Generate a secret key:

git-crypt keygen /path/to/keyfile

Configure a repository to use encryption:

cd repo

git-crypt init /path/to/keyfile

Specify files to encrypt by creating a .gitattributes file in the repository, like this:

secretfile1 filter=git-crypt diff=git-crypt

secretfile2 filter=git-crypt diff=git-crypt

*.secret filter=git-crypt diff=git-crypt

Like a .gitignore file, it can match wildcards and should be checked into the repository. Make sure you don't accidentally encrypt the .gitattributes file itself!

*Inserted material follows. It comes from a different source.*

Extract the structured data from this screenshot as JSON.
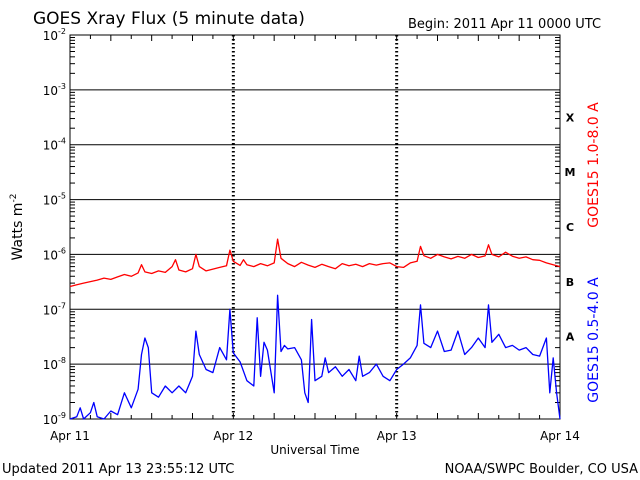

Cloning a repository with encrypted files:

git clone /path/to/repo

cd repo

git-crypt init /path/to/keyfile

That's all you need to do - after running git-crypt init, you can use git normally - encryption and decryption happen transparently.

Motivation

I wanted to make a configuration management repository open for others to look at and contribute to (à la Wikimedia's Puppet repository). However, the repository contained secret material, like SSL keys and passwords. git-crypt was developed so the secret material could be protected without having to remove it from the repository (which is what Wikimedia had to do).

Getting git-crypt

You can get the source via git:

git clone http://git.beanwood.com/git-crypt.git

You can compile with make and install the git-crypt binary wherever you want (such as /usr/local/bin). See below for build dependencies.

Dependencies

To use git-crypt, you need:

  • Git 1.6.0 or newer
  • OpenSSL
  • For decrypted git diff output, Git 1.6.1 or newer
  • For decrypted git blame output, Git 1.7.2 or newer

To build git-crypt, you need a C++ compiler, and OpenSSL development headers. The Makefile is tailored for g++, but other compilers should work too.

Current Status

The latest version of git-crypt is 0.3, released on 2013-04-05. git-crypt aims to be bug-free and reliable, meaning it shouldn't crash, malfunction, or expose your confidential data. However, it has not yet reached maturity, meaning it is not as documented, featureful, or easy-to-use as it should be. Additionally, there may be backwards-incompatible changes introduced before version 1.0.

Development on git-crypt is currently focused on improving the user experience, especially around setting up repositories. There are also plans to add additional key management schemes, such as passphrase-derived keys and keys encrypted with PGP.

Security

git-crypt is more secure that other transparent git encryption systems. git-crypt encrypts files using AES-256 in CTR mode with a synthetic IV derived from the SHA-1 HMAC of the file. This is provably semantically secure under deterministic chosen-plaintext attack. That means that although the encryption is deterministic (which is required so git can distinguish when a file has and hasn't changed), it leaks no information beyond whether two files are identical or not. Other proposals for transparent git encryption use ECB or CBC with a fixed IV. These systems are not semantically secure and leak information.

The AES key is stored unencrypted on disk. The user is responsible for protecting it and ensuring it's safely distributed only to authorized people. A future version of git-crypt may support encrypting the key with a passphrase.

Limitations

git-crypt is not designed to encrypt an entire repository. Not only does that defeat the aim of git-crypt, which is the ability to selectively encrypt files and share the repository with less-trusted developers, there are probably better, more efficient ways to encrypt an entire repository, such as by storing it on an encrypted filesystem. Also note that git-crypt is somewhat of an abuse of git's smudge, clean, and textconv features. Junio Hamano, git's maintainer, has said not to do this, though his main objection ("making a pair of similar 'smudged' contents totally dissimilar in their 'clean' counterparts.") does not apply here since git-crypt uses deterministic encryption.

git-crypt does not itself provide any authentication. It assumes that either the master copy of your repository is stored securely, or that you are using git's existing facilities to ensure integrity (signed tags, remembering commit hashes, etc.).